Farmers end up throwing away about 10% of their apple yield. These are mostly apples that have fallen to the ground and no longer look pretty enough to end up in grocery stores. Other apples are thrown out because they're too small, too big or have sun spots.
According to the U.N., an estimated 1.3 billion tons of produce is thrown in the trash each year, resulting in a loss of about $1 trillion.
But food scientist Ofir Benjamin from Tel-Hai College in northern Israel wanted to give those "bad apples" a second life. Along with his colleague, Professor Raffi Stern from the Migal Research Institute, they brought apples to a laboratory and ground them up into a fine powder. Afterwards, they analysed the nutritional value: the vitamin C, the dietary fiber, the antioxidant activity and so forth. And to their surprise thy discovered that the powder had the same nutritional value as regular apples.
Not only were they able to save tons of apples from the trash bin, but they ended up discovering something else: The powder they invented could be kept for a long time without spoiling. "If you vacuum-seal it, it can last for more than a year," Benjamin told From The Grapevine.
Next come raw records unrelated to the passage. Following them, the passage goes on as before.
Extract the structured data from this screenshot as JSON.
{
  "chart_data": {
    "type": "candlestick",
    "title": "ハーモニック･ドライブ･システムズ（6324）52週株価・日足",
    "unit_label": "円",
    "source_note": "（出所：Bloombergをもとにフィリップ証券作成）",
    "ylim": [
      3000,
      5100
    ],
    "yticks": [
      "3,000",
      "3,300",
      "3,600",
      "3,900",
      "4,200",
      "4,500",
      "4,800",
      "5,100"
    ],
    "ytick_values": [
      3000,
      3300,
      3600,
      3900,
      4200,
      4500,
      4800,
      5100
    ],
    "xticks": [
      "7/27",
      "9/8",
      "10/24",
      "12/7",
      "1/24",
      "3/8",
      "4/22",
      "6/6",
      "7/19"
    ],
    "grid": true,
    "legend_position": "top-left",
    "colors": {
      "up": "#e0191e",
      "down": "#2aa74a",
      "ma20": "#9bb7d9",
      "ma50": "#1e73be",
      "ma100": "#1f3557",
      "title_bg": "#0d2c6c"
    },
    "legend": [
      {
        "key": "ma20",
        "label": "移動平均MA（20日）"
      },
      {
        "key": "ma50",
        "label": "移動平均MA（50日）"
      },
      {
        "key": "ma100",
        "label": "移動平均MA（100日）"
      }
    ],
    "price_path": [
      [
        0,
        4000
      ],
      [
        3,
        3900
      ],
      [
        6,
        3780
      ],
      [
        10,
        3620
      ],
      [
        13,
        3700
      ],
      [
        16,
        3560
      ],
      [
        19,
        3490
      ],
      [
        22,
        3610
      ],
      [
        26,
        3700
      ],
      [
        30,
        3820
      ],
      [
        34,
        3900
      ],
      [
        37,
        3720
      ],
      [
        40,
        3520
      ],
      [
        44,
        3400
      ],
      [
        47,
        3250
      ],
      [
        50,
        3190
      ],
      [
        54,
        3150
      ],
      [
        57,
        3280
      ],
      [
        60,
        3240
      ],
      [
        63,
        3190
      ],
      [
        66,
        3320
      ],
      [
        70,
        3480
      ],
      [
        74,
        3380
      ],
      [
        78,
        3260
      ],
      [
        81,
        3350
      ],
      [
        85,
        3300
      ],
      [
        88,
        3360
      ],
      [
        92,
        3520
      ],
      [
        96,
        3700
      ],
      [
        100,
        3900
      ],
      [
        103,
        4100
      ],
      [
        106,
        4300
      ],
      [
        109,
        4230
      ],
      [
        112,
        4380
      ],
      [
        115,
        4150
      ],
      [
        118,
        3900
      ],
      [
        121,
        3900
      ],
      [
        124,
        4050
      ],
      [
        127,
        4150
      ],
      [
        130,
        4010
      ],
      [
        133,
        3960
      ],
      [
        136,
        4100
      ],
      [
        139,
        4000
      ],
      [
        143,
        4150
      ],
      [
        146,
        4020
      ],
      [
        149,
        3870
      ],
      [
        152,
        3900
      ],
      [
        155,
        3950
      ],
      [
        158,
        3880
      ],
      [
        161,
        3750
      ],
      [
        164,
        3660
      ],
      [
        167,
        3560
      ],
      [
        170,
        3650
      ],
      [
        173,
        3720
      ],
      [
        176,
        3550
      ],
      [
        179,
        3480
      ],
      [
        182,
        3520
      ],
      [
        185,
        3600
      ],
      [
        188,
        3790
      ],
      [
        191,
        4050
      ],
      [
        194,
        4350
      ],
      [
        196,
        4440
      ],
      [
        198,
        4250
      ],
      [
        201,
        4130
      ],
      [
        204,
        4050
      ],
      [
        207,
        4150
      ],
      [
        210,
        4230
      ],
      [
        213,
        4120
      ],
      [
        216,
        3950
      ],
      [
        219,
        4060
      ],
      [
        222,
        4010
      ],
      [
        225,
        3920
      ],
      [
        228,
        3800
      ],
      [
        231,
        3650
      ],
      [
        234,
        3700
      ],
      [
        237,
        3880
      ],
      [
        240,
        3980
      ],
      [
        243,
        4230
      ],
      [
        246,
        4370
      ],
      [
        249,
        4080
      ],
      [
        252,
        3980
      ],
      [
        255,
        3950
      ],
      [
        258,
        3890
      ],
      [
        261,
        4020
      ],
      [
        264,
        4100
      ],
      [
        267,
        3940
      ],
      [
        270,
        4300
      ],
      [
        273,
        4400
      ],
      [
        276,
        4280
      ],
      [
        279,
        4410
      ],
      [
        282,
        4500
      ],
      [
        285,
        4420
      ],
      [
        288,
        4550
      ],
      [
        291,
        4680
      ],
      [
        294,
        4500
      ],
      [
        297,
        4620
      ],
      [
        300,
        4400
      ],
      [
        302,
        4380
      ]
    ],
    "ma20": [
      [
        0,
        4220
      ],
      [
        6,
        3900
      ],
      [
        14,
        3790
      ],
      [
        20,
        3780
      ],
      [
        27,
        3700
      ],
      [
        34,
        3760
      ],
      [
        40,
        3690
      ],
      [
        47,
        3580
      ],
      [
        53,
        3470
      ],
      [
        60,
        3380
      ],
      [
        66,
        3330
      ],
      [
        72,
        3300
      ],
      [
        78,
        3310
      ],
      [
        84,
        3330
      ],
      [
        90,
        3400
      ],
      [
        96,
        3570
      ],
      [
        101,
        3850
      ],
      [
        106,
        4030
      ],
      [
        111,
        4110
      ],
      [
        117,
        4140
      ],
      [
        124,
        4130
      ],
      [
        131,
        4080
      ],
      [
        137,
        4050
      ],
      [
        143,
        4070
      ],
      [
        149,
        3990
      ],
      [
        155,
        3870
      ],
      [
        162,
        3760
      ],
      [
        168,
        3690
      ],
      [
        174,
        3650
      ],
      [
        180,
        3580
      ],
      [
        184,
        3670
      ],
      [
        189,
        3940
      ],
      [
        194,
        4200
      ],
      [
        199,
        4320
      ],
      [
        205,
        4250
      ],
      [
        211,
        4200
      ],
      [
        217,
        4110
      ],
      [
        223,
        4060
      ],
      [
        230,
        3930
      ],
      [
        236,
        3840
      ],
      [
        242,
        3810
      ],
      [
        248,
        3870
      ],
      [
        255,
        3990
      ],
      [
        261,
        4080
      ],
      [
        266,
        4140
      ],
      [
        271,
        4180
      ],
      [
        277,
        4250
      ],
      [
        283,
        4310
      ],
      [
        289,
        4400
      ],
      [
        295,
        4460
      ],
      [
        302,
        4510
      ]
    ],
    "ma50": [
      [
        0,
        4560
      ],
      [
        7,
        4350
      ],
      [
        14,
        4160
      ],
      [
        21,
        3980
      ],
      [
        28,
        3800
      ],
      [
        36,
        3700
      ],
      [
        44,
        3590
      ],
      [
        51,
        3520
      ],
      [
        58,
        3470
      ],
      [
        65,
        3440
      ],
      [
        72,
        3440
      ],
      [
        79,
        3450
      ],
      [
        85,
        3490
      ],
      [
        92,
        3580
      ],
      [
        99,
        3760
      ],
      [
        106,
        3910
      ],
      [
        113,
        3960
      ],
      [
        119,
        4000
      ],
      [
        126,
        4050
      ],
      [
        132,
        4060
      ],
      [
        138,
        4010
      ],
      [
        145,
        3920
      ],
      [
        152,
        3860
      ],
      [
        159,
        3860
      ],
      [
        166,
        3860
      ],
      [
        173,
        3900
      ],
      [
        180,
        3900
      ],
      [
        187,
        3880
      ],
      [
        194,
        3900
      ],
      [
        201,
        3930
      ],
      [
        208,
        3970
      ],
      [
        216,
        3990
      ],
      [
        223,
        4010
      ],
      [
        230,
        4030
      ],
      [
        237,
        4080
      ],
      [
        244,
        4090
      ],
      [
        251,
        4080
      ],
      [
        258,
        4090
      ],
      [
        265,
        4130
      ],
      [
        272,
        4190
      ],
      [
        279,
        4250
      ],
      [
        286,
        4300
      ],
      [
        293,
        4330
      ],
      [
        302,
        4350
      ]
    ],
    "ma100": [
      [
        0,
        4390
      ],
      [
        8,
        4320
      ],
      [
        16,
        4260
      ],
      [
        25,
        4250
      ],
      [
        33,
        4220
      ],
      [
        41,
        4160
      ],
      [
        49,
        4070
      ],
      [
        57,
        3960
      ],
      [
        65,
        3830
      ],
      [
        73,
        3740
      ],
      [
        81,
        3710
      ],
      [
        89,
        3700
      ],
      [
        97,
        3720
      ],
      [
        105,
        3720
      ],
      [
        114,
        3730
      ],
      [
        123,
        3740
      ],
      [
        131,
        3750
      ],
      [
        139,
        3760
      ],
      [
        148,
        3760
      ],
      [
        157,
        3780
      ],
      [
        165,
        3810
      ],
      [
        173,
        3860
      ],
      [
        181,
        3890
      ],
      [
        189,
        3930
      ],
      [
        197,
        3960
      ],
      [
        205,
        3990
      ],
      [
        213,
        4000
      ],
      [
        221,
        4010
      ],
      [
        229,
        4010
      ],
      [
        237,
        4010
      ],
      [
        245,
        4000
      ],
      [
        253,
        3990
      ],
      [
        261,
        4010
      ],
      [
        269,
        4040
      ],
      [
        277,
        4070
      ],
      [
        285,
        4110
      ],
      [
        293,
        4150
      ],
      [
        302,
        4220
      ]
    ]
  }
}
It could be used for long trips –perhaps space travel- or in your pantry for the next time you want to bake apple cake and don't have any apples in the house. But the scientists see an even bigger potential for their new product. "We're going to attempt to bring it into the food industry," Benjamin explained. They've been in touch with a couple of major food manufacturers in Israel to help introduce the powder as an alternative ingredient for apple-flavored products that you'd find in the grocery story, like cereal. They've already received calls from food companies in Russia, Poland and Japan that are interested in the powder.